The Managers Oracle

| Posted in Leadership Blog

Mark Schwartz, Author of The Managers Oracle shares with us the following excerpt from his book…

Always Issue Clear Instructions

Here’s a key question: Why in the world would you want to risk failure when you can virtually ensure success by taking just a moment to give out very clear instructions?

Almost without exception, every boss who has ever handed down an order has, at one time or another, also been guilty of dispensing poor instructions.  Inadequate instructions can lead staff to misunderstand their goals, perform unneeded work, utilize inefficient methods, or waste resources as a result of trying to exploit the wrong materials.

As a leader/manager, it is essential for you to consistently go far out of your way to BE SURE your staff understands both your instructions and the reasons you issued them.  Remember, as a leader you are NOT communicating with children; you are talking to adults who are being well paid to perform tasks correctly.  You want to try to ensure success because that’s what you are being paid to deliver.

From my book, The Manager’s Oracle: 125 Key Lessons Nobody Ever Taught You About Leading and Managing, here are a few brief-but-essential lessons that will help you understand the tremendous value of giving out very clear instructions.

Lesson: Providing complete and very clear instructions is a most important key to your team’s, and by extension, your own success.

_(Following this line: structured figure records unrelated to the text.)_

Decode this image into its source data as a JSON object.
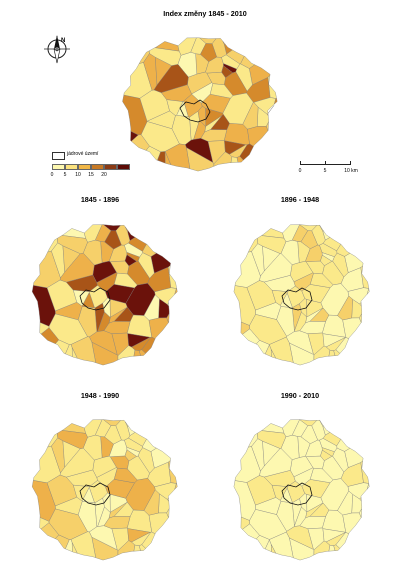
{
  "main_title": "Index změny 1845 - 2010",
  "panel_titles": [
    "1845 - 1896",
    "1896 - 1948",
    "1948 - 1990",
    "1990 - 2010"
  ],
  "legend": {
    "core_label": "jádrové území",
    "tick_labels": [
      "0",
      "5",
      "10",
      "15",
      "20"
    ],
    "ramp_colors": [
      "#fdf8b0",
      "#fbe27e",
      "#f0b646",
      "#c77924",
      "#8a3a14",
      "#5c0b05"
    ]
  },
  "scale_bar": {
    "labels": [
      "0",
      "5",
      "10 km"
    ]
  },
  "north_arrow": {
    "label": "N",
    "icon": "compass-north-arrow-icon"
  },
  "colors": {
    "c0": "#fdf8b0",
    "c1": "#fbe98a",
    "c2": "#f6d06a",
    "c3": "#eeb14a",
    "c4": "#d58a2c",
    "c5": "#a85418",
    "c6": "#6b120b"
  },
  "map_class_weights": {
    "main": [
      1,
      5,
      5,
      5,
      3,
      1,
      1
    ],
    "p1": [
      1,
      5,
      5,
      5,
      2,
      1,
      1
    ],
    "p2": [
      4,
      5,
      1,
      0,
      0,
      0,
      0
    ],
    "p3": [
      2,
      6,
      4,
      1,
      0,
      0,
      0
    ],
    "p4": [
      8,
      2,
      0,
      0,
      0,
      0,
      0
    ]
  }
}
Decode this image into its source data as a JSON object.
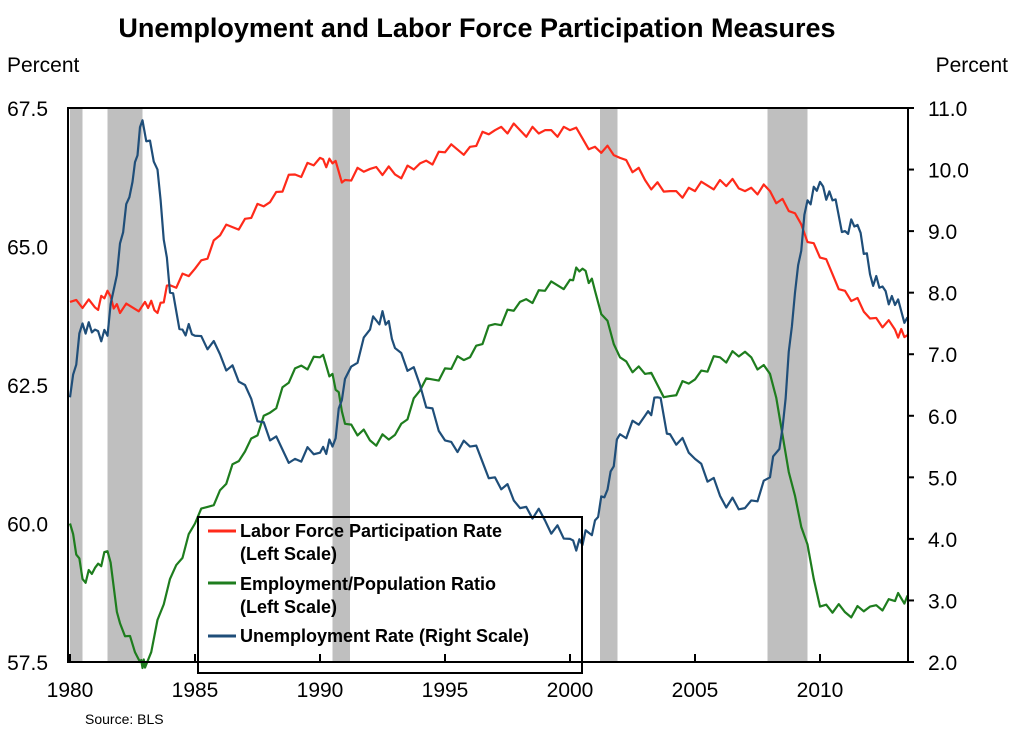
{
  "chart_data": {
    "type": "line",
    "title": "Unemployment and Labor Force Participation Measures",
    "left_axis_label": "Percent",
    "right_axis_label": "Percent",
    "source": "Source:  BLS",
    "xlim": [
      1980,
      2013.5
    ],
    "x_ticks": [
      1980,
      1985,
      1990,
      1995,
      2000,
      2005,
      2010
    ],
    "left_ylim": [
      57.5,
      67.5
    ],
    "left_ticks": [
      "57.5",
      "60.0",
      "62.5",
      "65.0",
      "67.5"
    ],
    "right_ylim": [
      2.0,
      11.0
    ],
    "right_ticks": [
      "2.0",
      "3.0",
      "4.0",
      "5.0",
      "6.0",
      "7.0",
      "8.0",
      "9.0",
      "10.0",
      "11.0"
    ],
    "grid": false,
    "legend_placement": "bottom-center",
    "recessions": [
      [
        1980.0,
        1980.5
      ],
      [
        1981.5,
        1982.9
      ],
      [
        1990.5,
        1991.2
      ],
      [
        2001.2,
        2001.9
      ],
      [
        2007.9,
        2009.5
      ]
    ],
    "recession_color": "#bfbfbf",
    "series": [
      {
        "name": "Labor Force Participation Rate",
        "name2": "(Left Scale)",
        "axis": "left",
        "color": "#ff2a1a",
        "x": [
          1980,
          1981,
          1981.5,
          1982,
          1983,
          1983.5,
          1984,
          1985,
          1986,
          1987,
          1988,
          1989,
          1990,
          1990.5,
          1991,
          1992,
          1993,
          1994,
          1995,
          1996,
          1997,
          1998,
          1999,
          2000,
          2001,
          2002,
          2003,
          2004,
          2005,
          2006,
          2007,
          2008,
          2009,
          2010,
          2011,
          2012,
          2013,
          2013.5
        ],
        "values": [
          64.0,
          63.9,
          64.2,
          63.8,
          64.0,
          63.8,
          64.3,
          64.6,
          65.2,
          65.5,
          65.8,
          66.3,
          66.6,
          66.5,
          66.2,
          66.4,
          66.3,
          66.5,
          66.7,
          66.8,
          67.1,
          67.1,
          67.1,
          67.1,
          66.8,
          66.6,
          66.2,
          66.0,
          66.0,
          66.2,
          66.0,
          66.0,
          65.6,
          64.8,
          64.2,
          63.7,
          63.5,
          63.4
        ]
      },
      {
        "name": "Employment/Population Ratio",
        "name2": "(Left Scale)",
        "axis": "left",
        "color": "#1e7d1e",
        "x": [
          1980,
          1980.5,
          1981,
          1981.5,
          1982,
          1982.8,
          1983,
          1984,
          1985,
          1986,
          1987,
          1988,
          1989,
          1990,
          1990.5,
          1991,
          1992,
          1993,
          1994,
          1995,
          1996,
          1997,
          1998,
          1999,
          2000,
          2000.5,
          2001,
          2002,
          2003,
          2004,
          2005,
          2006,
          2007,
          2008,
          2009,
          2010,
          2011,
          2012,
          2013,
          2013.5
        ],
        "values": [
          60.0,
          59.0,
          59.2,
          59.5,
          58.2,
          57.5,
          57.4,
          59.0,
          60.0,
          60.6,
          61.3,
          62.0,
          62.8,
          63.0,
          62.7,
          61.8,
          61.5,
          61.6,
          62.4,
          62.8,
          63.0,
          63.6,
          64.0,
          64.2,
          64.4,
          64.6,
          64.2,
          63.0,
          62.7,
          62.3,
          62.6,
          63.0,
          63.1,
          62.7,
          60.5,
          58.5,
          58.4,
          58.5,
          58.6,
          58.7
        ]
      },
      {
        "name": "Unemployment Rate (Right Scale)",
        "name2": "",
        "axis": "right",
        "color": "#1f4e79",
        "x": [
          1980,
          1980.5,
          1981,
          1981.5,
          1982,
          1982.5,
          1982.9,
          1983.5,
          1984,
          1984.5,
          1985,
          1986,
          1987,
          1988,
          1989,
          1990,
          1990.5,
          1991,
          1992,
          1992.5,
          1993,
          1994,
          1995,
          1996,
          1997,
          1998,
          1999,
          2000,
          2000.5,
          2001,
          2001.5,
          2002,
          2003,
          2003.5,
          2004,
          2005,
          2006,
          2007,
          2008,
          2008.5,
          2009,
          2009.5,
          2010,
          2010.5,
          2011,
          2011.5,
          2012,
          2012.5,
          2013,
          2013.5
        ],
        "values": [
          6.3,
          7.5,
          7.4,
          7.3,
          8.8,
          9.8,
          10.8,
          10.0,
          8.0,
          7.4,
          7.3,
          7.0,
          6.5,
          5.6,
          5.3,
          5.4,
          5.5,
          6.6,
          7.4,
          7.7,
          7.1,
          6.5,
          5.6,
          5.5,
          5.0,
          4.5,
          4.3,
          4.0,
          3.9,
          4.3,
          4.8,
          5.7,
          6.0,
          6.3,
          5.7,
          5.3,
          4.7,
          4.5,
          5.0,
          5.8,
          8.0,
          9.5,
          9.8,
          9.5,
          9.0,
          9.1,
          8.3,
          8.1,
          7.8,
          7.6
        ]
      }
    ]
  }
}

Lesson: Even at the risk of sometimes sounding tedious to a few members of your staff, always make sure you’ve made the reasoning behind your plan very clear.  If necessary, write it out in longhand or put it in an e-mail message.  Over time, your area’s results will begin to pull ahead of your peer managers because you are squarely set up to avoid wasting your team members’ time or their resources.

Remember, the weaker the team member, the more of your personal effort is likely to be needed to make an assignment clear.  Ultimately, you’ll personally gain from having many fewer delegated tasks go wrong.  That is, you simply will not have to stop whatever important thing you are doing – to mop up some subsequent mess.

Lesson: Issuing careful and thorough instructions and making sure they are well understood costs far less than the costs you’ll incur over time, in cleaning up after constant disasters.

Of course, experienced employees should never require detailed instructions every time they perform any task they’ve already handled even just once or twice.  (Obviously, that behavior would fall into the category of micro-managing, and would quickly become a waste of your own time and energy.)  This warning is true unless a given task includes some kind of new feature or change they could easily misunderstand.  If the task includes something new and complex, you are effectively giving out instructions for an entirely new task and you should make certain everyone understands the revised routine.

Lesson: If an employee is just not able to get it right after too many (a number that is entirely up to you) tries, that employee qualifies as a lunkhead, not you.  Then, it’s time to be a little upset and possibly angry.  Apparently, you may be asking that employee for something that really can’t happen.  That employee just is never going to get it right.

Clearly, there is inevitably a point where you just have to say, “I give up!”